‘Masterpiece’ marks 50th year on PBS, with challenges ahead
LOS ANGELES — As PBS’ “Masterpiece” marks its 50th anniversary today, the drama and mystery showcase could rest on its reputation built with acclaimed programs including “I, Claudius” and “Elizabeth R” and polished anew by surprising pop-culture hits “Sherlock” and “Downton Abbey.”
But “Masterpiece” executive producer Susanne Simpson says it’s positioned to thrive as it addresses the challenges posed by a changing media industry and increased calls for diversity.
“‘Masterpiece’ is important to the PBS system. Our viewers expect us to keep finding the best” in TV, Simpson said, even as competition from commercial platforms increases.
With more streaming services and other outlets gobbling up programs, including the British-made dramas that are a “Masterpiece” staple, the public TV program is becoming more aggressive in the marketplace, Simpson said.
She joined the series nearly 14 years ago and became its executive producer in 2019, only the fourth since “Masterpiece” debuted Jan. 10, 1971, with the miniseries “The First Churchills.”
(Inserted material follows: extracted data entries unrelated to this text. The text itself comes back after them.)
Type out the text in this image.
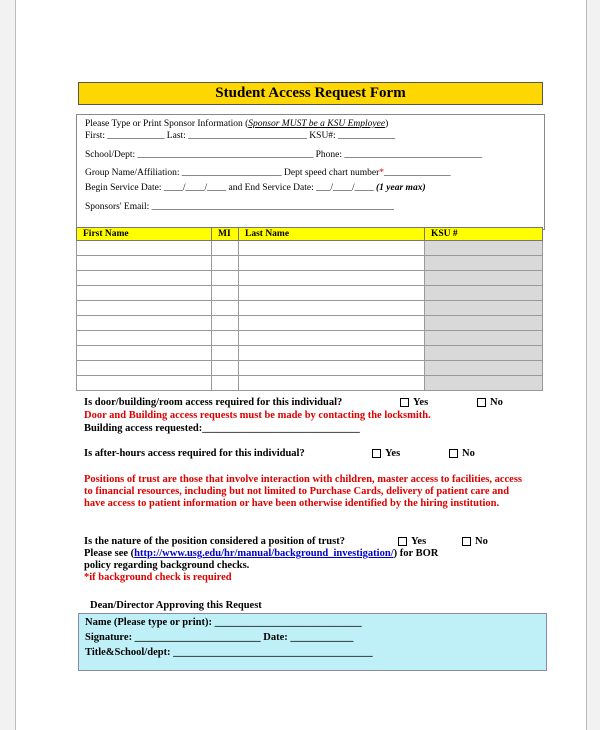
Student Access Request Form
Please Type or Print Sponsor Information (Sponsor MUST be a KSU Employee)
First: ____________ Last: _________________________ KSU#: ____________
School/Dept: _____________________________________ Phone: _____________________________
Group Name/Affiliation: _____________________ Dept speed chart number*______________
Begin Service Date: ____/____/____ and End Service Date: ___/____/____ (1 year max)
Sponsors' Email: ___________________________________________________
First Name	MI	Last Name	KSU #

Is door/building/room access required for this individual?	Yes	No
Door and Building access requests must be made by contacting the locksmith.
Building access requested:______________________________
Is after-hours access required for this individual?	Yes	No
Positions of trust are those that involve interaction with children, master access to facilities, access to financial resources, including but not limited to Purchase Cards, delivery of patient care and have access to patient information or have been otherwise identified by the hiring institution.
Is the nature of the position considered a position of trust?	Yes	No
Please see (http://www.usg.edu/hr/manual/background_investigation/) for BOR
policy regarding background checks.
*if background check is required
Dean/Director Approving this Request
Name (Please type or print): ____________________________
Signature: ________________________ Date: ____________
Title&School/dept: ______________________________________
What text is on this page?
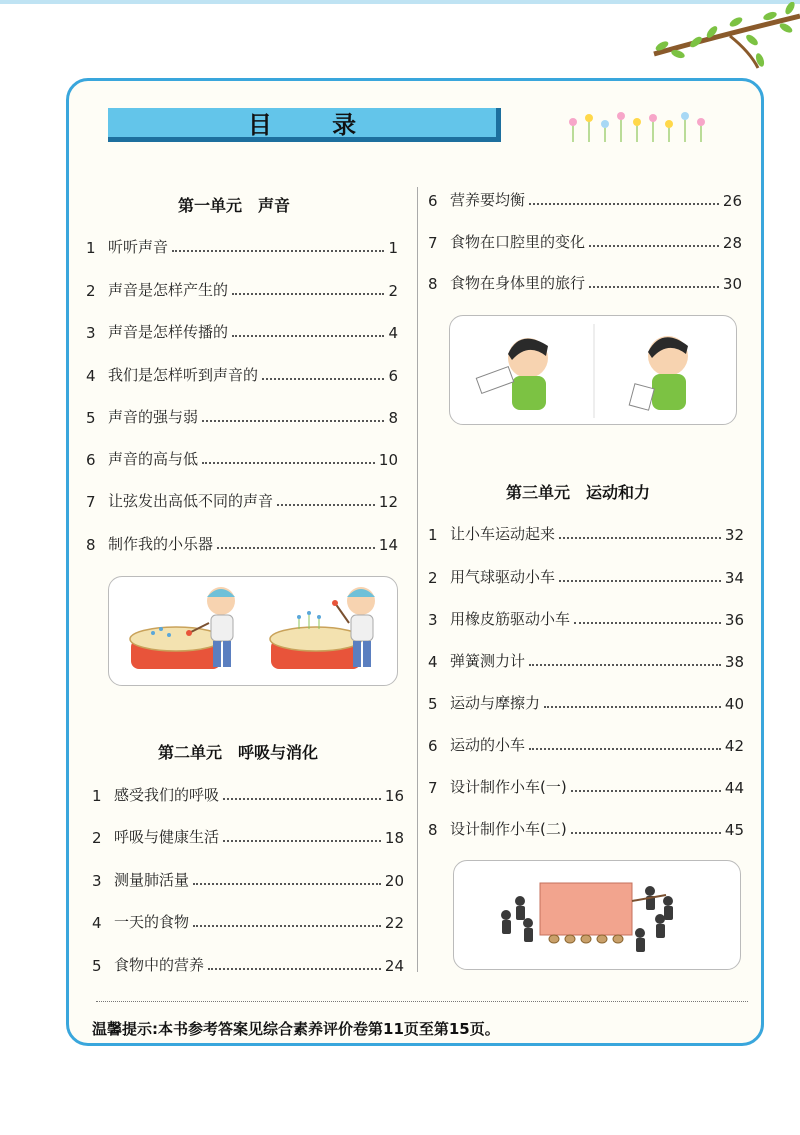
目 录
第一单元　声音
1 听听声音	1
2 声音是怎样产生的	2
3 声音是怎样传播的	4
4 我们是怎样听到声音的	6
5 声音的强与弱	8
6 声音的高与低	10
7 让弦发出高低不同的声音	12
8 制作我的小乐器	14
第二单元　呼吸与消化
1 感受我们的呼吸	16
2 呼吸与健康生活	18
3 测量肺活量	20
4 一天的食物	22
5 食物中的营养	24
6 营养要均衡	26
7 食物在口腔里的变化	28
8 食物在身体里的旅行	30
第三单元　运动和力
1 让小车运动起来	32
2 用气球驱动小车	34
3 用橡皮筋驱动小车	36
4 弹簧测力计	38
5 运动与摩擦力	40
6 运动的小车	42
7 设计制作小车(一)	44
8 设计制作小车(二)	45
温馨提示:本书参考答案见综合素养评价卷第11页至第15页。
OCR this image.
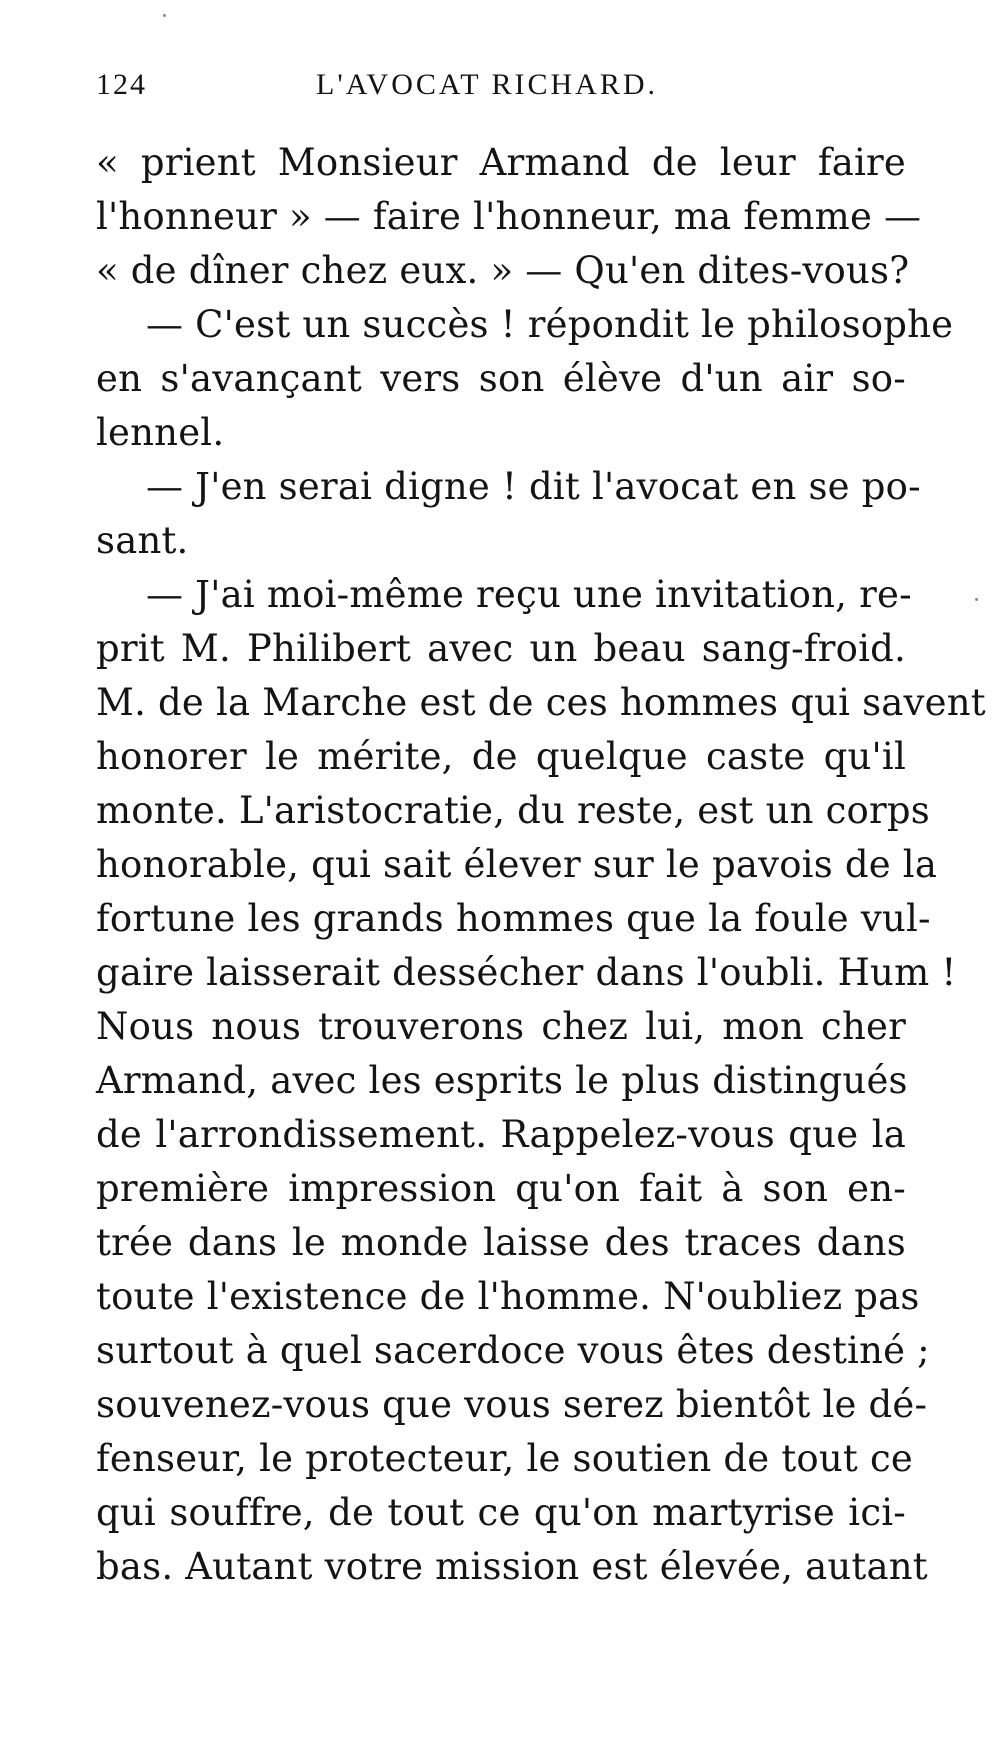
124	L'AVOCAT RICHARD.
« prient Monsieur Armand de leur faire
l'honneur » — faire l'honneur, ma femme —
« de dîner chez eux. » — Qu'en dites-vous?
— C'est un succès ! répondit le philosophe
en s'avançant vers son élève d'un air so-
lennel.
— J'en serai digne ! dit l'avocat en se po-
sant.
— J'ai moi-même reçu une invitation, re-
prit M. Philibert avec un beau sang-froid.
M. de la Marche est de ces hommes qui savent
honorer le mérite, de quelque caste qu'il
monte. L'aristocratie, du reste, est un corps
honorable, qui sait élever sur le pavois de la
fortune les grands hommes que la foule vul-
gaire laisserait dessécher dans l'oubli. Hum !
Nous nous trouverons chez lui, mon cher
Armand, avec les esprits le plus distingués
de l'arrondissement. Rappelez-vous que la
première impression qu'on fait à son en-
trée dans le monde laisse des traces dans
toute l'existence de l'homme. N'oubliez pas
surtout à quel sacerdoce vous êtes destiné ;
souvenez-vous que vous serez bientôt le dé-
fenseur, le protecteur, le soutien de tout ce
qui souffre, de tout ce qu'on martyrise ici-
bas. Autant votre mission est élevée, autant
“We are investing earlier and we’re co-producing earlier on projects, so we’re in a position to be able to put development money into scripts,” Simpson said. “I have probably 15 projects sitting in my inbox, and I’m going to have to make a decision quickly on one of those because there is so much competition for those projects.”
When “Masterpiece” was under executive producer Rebecca Eaton in the mid-1980s, she “used to be able to sit back” and mull her choice of U.K.-produced shows, Simpson said.
As unlikely as it seems in the age of Netflix’s celebrated “The Crown” and its new multiethnic sensation “Bridgerton,” U.S. networks used to avoid British drama “because the general feeling was nobody could understand the accent,” Eaton recalled. Worse yet, they thought it sounded too high-brow for Americans.
But in 1985, there was suddenly “somebody else in the game” besides PBS and the A&E channel, said Eaton, now executive producer at large for “Masterpiece.”
“HBO pounced on doing ‘Elizabeth I’ with Helen Mirren, which was a very rude shock because we considered rather comfortably that we owned Elizabeth I,” she said. “Masterpiece” had aired “Elizabeth R,” the 1972 miniseries with Glenda Jackson as the monarch, a perceived stake that HBO blithely ignored.
“Masterpiece” can’t compete with Netflix- or HBO-sized budgets, Simpson said, relying on corporate sponsors Viking and Raymond James and big and small viewer donations (specific figures were not provided). But she said it makes the most of its relationships with producers such as Colin Callender, whose “All Creatures Great and Small” reboot kicks off the new “Masterpiece” season today.
The Public Broadcasting Service also ensures that its programming is reaching viewers, especially younger ones, where and how they watch TV, which increasingly is anywhere but on a stuck-to-the-wall screen. While PBS may be viewed primarily as a traditional broadcaster, its programs (and educational initiatives) are available online.
“Masterpiece” streams on PBS.org and the PBS Video app to an audience that skews younger than its broadcast viewership, with nearly 40 percent under the age of 55, according to PBS.